This is Tasha … she is 23 years old! One of my homework supervisors.
I wanted to help people solve problems. I didn’t care about books (well, I did and I do, but this was far from my motivation to go to library school). I already knew I was good with problems, and sharing that ability with others seemed like a no-brainer. This is something I knew long before I knew about participatory librarianship, or Lankes’ New Librarianship, or anything, really. I spent so many years working behind the scenes, and my elevator speech was always something pretty nebulous. “See that thing? I do something which does something which supports something that makes that work.” Not so inspiring …

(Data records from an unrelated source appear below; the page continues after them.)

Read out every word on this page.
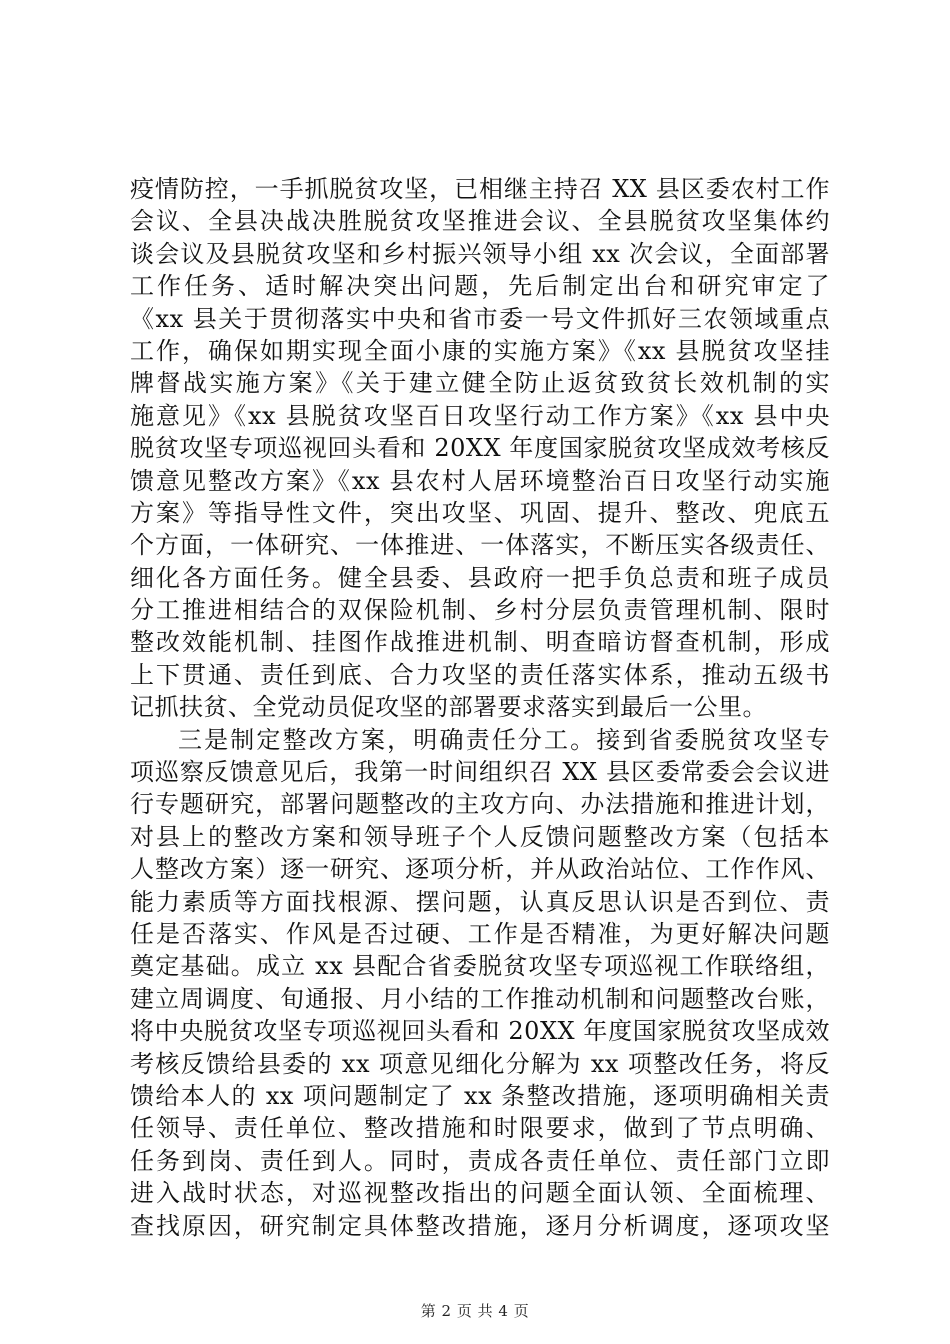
疫情防控，一手抓脱贫攻坚，已相继主持召 XX 县区委农村工作
会议、全县决战决胜脱贫攻坚推进会议、全县脱贫攻坚集体约
谈会议及县脱贫攻坚和乡村振兴领导小组 xx 次会议，全面部署
工作任务、适时解决突出问题，先后制定出台和研究审定了
《xx 县关于贯彻落实中央和省市委一号文件抓好三农领域重点
工作，确保如期实现全面小康的实施方案》《xx 县脱贫攻坚挂
牌督战实施方案》《关于建立健全防止返贫致贫长效机制的实
施意见》《xx 县脱贫攻坚百日攻坚行动工作方案》《xx 县中央
脱贫攻坚专项巡视回头看和 20XX 年度国家脱贫攻坚成效考核反
馈意见整改方案》《xx 县农村人居环境整治百日攻坚行动实施
方案》等指导性文件，突出攻坚、巩固、提升、整改、兜底五
个方面，一体研究、一体推进、一体落实，不断压实各级责任、
细化各方面任务。健全县委、县政府一把手负总责和班子成员
分工推进相结合的双保险机制、乡村分层负责管理机制、限时
整改效能机制、挂图作战推进机制、明查暗访督查机制，形成
上下贯通、责任到底、合力攻坚的责任落实体系，推动五级书
记抓扶贫、全党动员促攻坚的部署要求落实到最后一公里。
三是制定整改方案，明确责任分工。接到省委脱贫攻坚专
项巡察反馈意见后，我第一时间组织召 XX 县区委常委会会议进
行专题研究，部署问题整改的主攻方向、办法措施和推进计划，
对县上的整改方案和领导班子个人反馈问题整改方案（包括本
人整改方案）逐一研究、逐项分析，并从政治站位、工作作风、
能力素质等方面找根源、摆问题，认真反思认识是否到位、责
任是否落实、作风是否过硬、工作是否精准，为更好解决问题
奠定基础。成立 xx 县配合省委脱贫攻坚专项巡视工作联络组，
建立周调度、旬通报、月小结的工作推动机制和问题整改台账，
将中央脱贫攻坚专项巡视回头看和 20XX 年度国家脱贫攻坚成效
考核反馈给县委的 xx 项意见细化分解为 xx 项整改任务，将反
馈给本人的 xx 项问题制定了 xx 条整改措施，逐项明确相关责
任领导、责任单位、整改措施和时限要求，做到了节点明确、
任务到岗、责任到人。同时，责成各责任单位、责任部门立即
进入战时状态，对巡视整改指出的问题全面认领、全面梳理、
查找原因，研究制定具体整改措施，逐月分析调度，逐项攻坚
第 2 页 共 4 页
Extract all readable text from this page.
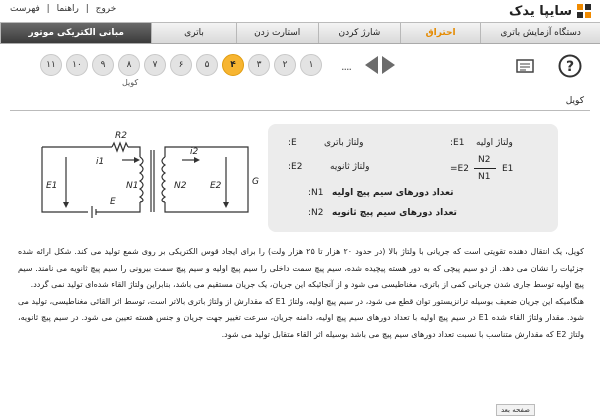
خروج | راهنما | فهرست	سایپا یدک
دستگاه آزمایش باتری
احتراق
شارژ کردن
استارت زدن
باتری
مبانی الکتریکی موتور
۱
۲
۳
۴
۵
۶
۷
۸
۹
۱۰
۱۱
کویل
....	?
کویل
R2
i1
i2
E1
E
N1	N2	E2	G
ولتاژ باتری
E:
ولتاژ ثانویه
E2:
تعداد دورهای سیم پیچ اولیه
N1:
تعداد دورهای سیم پیچ ثانویه
N2:
ولتاژ اولیه
E1:
E2=
N2
N1
E1

کویل، یک انتقال دهنده تقویتی است که جریانی با ولتاژ بالا (در حدود ۲۰ هزار تا ۲۵ هزار ولت) را برای ایجاد قوس الکتریکی بر روی شمع تولید می کند. شکل ارائه شده جزئیات را نشان می دهد. از دو سیم پیچی که به دور هسته پیچیده شده، سیم پیچ سمت داخلی را سیم پیچ اولیه و سیم پیچ سمت بیرونی را سیم پیچ ثانویه می نامند. سیم پیچ اولیه توسط جاری شدن جریانی کمی از باتری، مغناطیسی می شود و از آنجائیکه این جریان، یک جریان مستقیم می باشد، بنابراین ولتاژ القاء شده‌ای تولید نمی گردد.

هنگامیکه این جریان ضعیف بوسیله ترانزیستور توان قطع می شود، در سیم پیچ اولیه، ولتاژ E1 که مقدارش از ولتاژ باتری بالاتر است، توسط اثر القائی مغناطیسی، تولید می شود. مقدار ولتاژ القاء شده E1 در سیم پیچ اولیه با تعداد دورهای سیم پیچ اولیه، دامنه جریان، سرعت تغییر جهت جریان و جنس هسته تعیین می شود. در سیم پیچ ثانویه، ولتاژ E2 که مقدارش متناسب با نسبت تعداد دورهای سیم پیچ می باشد بوسیله اثر القاء متقابل تولید می شود.

صفحه بعد
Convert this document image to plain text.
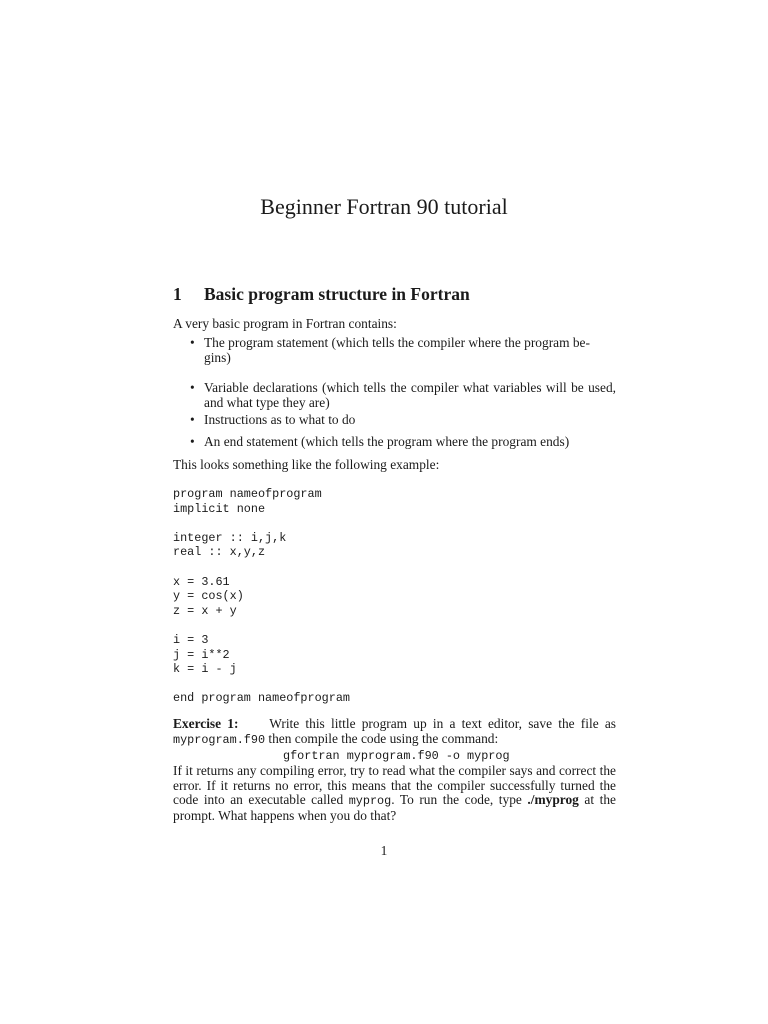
Beginner Fortran 90 tutorial
1 Basic program structure in Fortran

A very basic program in Fortran contains:

• The program statement (which tells the compiler where the program be-
gins)
• Variable declarations (which tells the compiler what variables will be used, and what type they are)
• Instructions as to what to do
• An end statement (which tells the program where the program ends)

This looks something like the following example:

program nameofprogram
implicit none
integer :: i,j,k
real :: x,y,z
x = 3.61
y = cos(x)
z = x + y
i = 3
j = i**2
k = i - j
end program nameofprogram

Exercise 1: Write this little program up in a text editor, save the file as myprogram.f90 then compile the code using the command:

gfortran myprogram.f90 -o myprog

If it returns any compiling error, try to read what the compiler says and correct the error. If it returns no error, this means that the compiler successfully turned the code into an executable called myprog. To run the code, type ./myprog at the prompt. What happens when you do that?

1
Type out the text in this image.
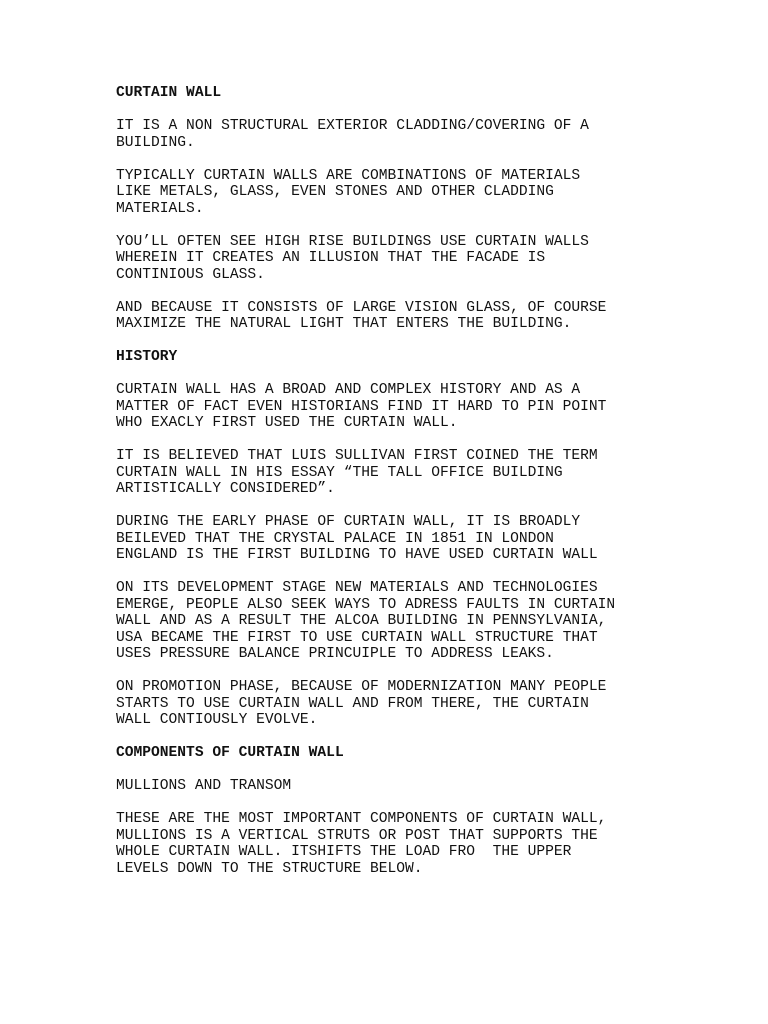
CURTAIN WALL
IT IS A NON STRUCTURAL EXTERIOR CLADDING/COVERING OF A
BUILDING.
TYPICALLY CURTAIN WALLS ARE COMBINATIONS OF MATERIALS
LIKE METALS, GLASS, EVEN STONES AND OTHER CLADDING
MATERIALS.
YOU’LL OFTEN SEE HIGH RISE BUILDINGS USE CURTAIN WALLS
WHEREIN IT CREATES AN ILLUSION THAT THE FACADE IS
CONTINIOUS GLASS.
AND BECAUSE IT CONSISTS OF LARGE VISION GLASS, OF COURSE
MAXIMIZE THE NATURAL LIGHT THAT ENTERS THE BUILDING.
HISTORY
CURTAIN WALL HAS A BROAD AND COMPLEX HISTORY AND AS A
MATTER OF FACT EVEN HISTORIANS FIND IT HARD TO PIN POINT
WHO EXACLY FIRST USED THE CURTAIN WALL.
IT IS BELIEVED THAT LUIS SULLIVAN FIRST COINED THE TERM
CURTAIN WALL IN HIS ESSAY “THE TALL OFFICE BUILDING
ARTISTICALLY CONSIDERED”.
DURING THE EARLY PHASE OF CURTAIN WALL, IT IS BROADLY
BEILEVED THAT THE CRYSTAL PALACE IN 1851 IN LONDON
ENGLAND IS THE FIRST BUILDING TO HAVE USED CURTAIN WALL
ON ITS DEVELOPMENT STAGE NEW MATERIALS AND TECHNOLOGIES
EMERGE, PEOPLE ALSO SEEK WAYS TO ADRESS FAULTS IN CURTAIN
WALL AND AS A RESULT THE ALCOA BUILDING IN PENNSYLVANIA,
USA BECAME THE FIRST TO USE CURTAIN WALL STRUCTURE THAT
USES PRESSURE BALANCE PRINCUIPLE TO ADDRESS LEAKS.
ON PROMOTION PHASE, BECAUSE OF MODERNIZATION MANY PEOPLE
STARTS TO USE CURTAIN WALL AND FROM THERE, THE CURTAIN
WALL CONTIOUSLY EVOLVE.
COMPONENTS OF CURTAIN WALL
MULLIONS AND TRANSOM
THESE ARE THE MOST IMPORTANT COMPONENTS OF CURTAIN WALL,
MULLIONS IS A VERTICAL STRUTS OR POST THAT SUPPORTS THE
WHOLE CURTAIN WALL. ITSHIFTS THE LOAD FRO  THE UPPER
LEVELS DOWN TO THE STRUCTURE BELOW.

Participatory librarianship appeals to my activist history—activism and activists enable the community to make better-informed decisions and ultimately change lives. The problems solved this way can be broader, and more important, than anything I ever expected to be involved with.
Of course, all that is focused on my involvement, and not so much community involvement. I haven’t figured out the community involvement piece, especially with respect to where I may end up in Libraryland.
Design seems to an obvious part of this—the design of spaces that encourage participation is really obvious in the images we’ve seen of the DOK center and of other participation-based library spaces (both online and face-to-face). I wouldn’t be surprised if all the examples of participatory rooms/buildings that we see come from Europe and Japan—the lack of real estate for pretty much any purpose in these places forces people to become very creatively efficient with their design and usage of space.
Mathews’ paper designed to inspire library entrepreneurialism made me cringe when I read the title. You may have guessed from earlier reflections that I have a low opinion of things labeled this way: what is identified as entrepreneurial is often not novel at all and is often pretty much useless. Early on, however, this article seemed different: so many of the “what-ifs” identified in the article are already under way and, in my estimation, represent a liberation as much as a liability. There’s a certain ceding of control of resources and that may free the library to focus on the participatory aspects of their service. The key is to get out from managing the things while influencing how these resources are used to enable the community.
So much talk about library entrepreneurialism stays at the 35000-foot level; the most satisfying parts of his paper came near the end. “Real artists ship.” Ultimately, the question becomes one of innovation (and, ultimately, the ability to deliver) in an environment where innovation may not be a real priority.